Matt Zimmerman

**Name of the Vulnerable Software and Affected Versions** HP Linux Imaging and Printing (HPLIP) versions 2.7.7 through 2.8.2 **Description** The issue allows local users to change the ownership of arbitrary files via manipulations before an HPLIP installation or upgrade by an administrator. This is related to the product's attempt to correct the ownership of its configuration files within home directories. **Recommendations** For HP Linux Imaging and Printing (HPLIP) versions 2.7.7 through 2.8.2, consider restricting access to the `hplip.postinst` script until a patch is available. As a temporary workaround, avoid running the HPLIP installation or upgrade as an administrator until the issue is resolved.

**Name of the Vulnerable Software and Affected Versions** netpbm versions 9.25 and earlier netpbm versions prior to 9.12-r4 **Description** The issue affects the netpbm package, allowing for potential disruption of confidentiality, integrity, and availability of protected information.
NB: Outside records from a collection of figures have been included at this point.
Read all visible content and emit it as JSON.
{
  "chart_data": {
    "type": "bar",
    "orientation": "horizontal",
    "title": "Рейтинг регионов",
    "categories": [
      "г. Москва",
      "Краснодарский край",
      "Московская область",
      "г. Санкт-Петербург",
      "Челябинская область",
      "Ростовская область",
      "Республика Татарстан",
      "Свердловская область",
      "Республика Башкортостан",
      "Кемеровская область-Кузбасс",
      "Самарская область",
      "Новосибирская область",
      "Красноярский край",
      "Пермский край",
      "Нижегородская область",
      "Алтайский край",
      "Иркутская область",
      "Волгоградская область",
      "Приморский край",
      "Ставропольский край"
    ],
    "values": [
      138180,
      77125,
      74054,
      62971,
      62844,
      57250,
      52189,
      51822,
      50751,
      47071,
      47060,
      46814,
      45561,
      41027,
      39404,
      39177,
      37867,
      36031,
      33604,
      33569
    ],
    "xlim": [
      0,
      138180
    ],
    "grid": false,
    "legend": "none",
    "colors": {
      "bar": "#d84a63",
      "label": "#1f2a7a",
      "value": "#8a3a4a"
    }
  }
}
Exploitation can be carried out remotely or locally, depending on the specific vulnerability. The problem is related to the improper creation of temporary files, which can enable local users to overwrite arbitrary files. **Recommendations** For netpbm versions 9.25 and earlier, update to a version later than 9.25 to resolve the issue. For netpbm versions prior to 9.12-r4, update to a version later than 9.12-r4 to resolve the issue. As a temporary workaround, consider restricting access to the netpbm package to minimize the risk of exploitation.

**Name of the Vulnerable Software and Affected Versions** Kdbg versions 1.1.0 through 1.2.8 **Description** The issue allows local users to execute arbitrary commands due to a lack of permission checks for the .kdbgrc file. This can lead to a breach of confidentiality, integrity, and availability of protected information. The exploitation of this issue can be performed locally. **Recommendations** For Kdbg versions 1.1.0 through 1.2.8, consider restricting access to the .kdbgrc file to minimize the risk of exploitation until a patch is available. At the moment, there is no information about a newer version that contains a fix for this vulnerability.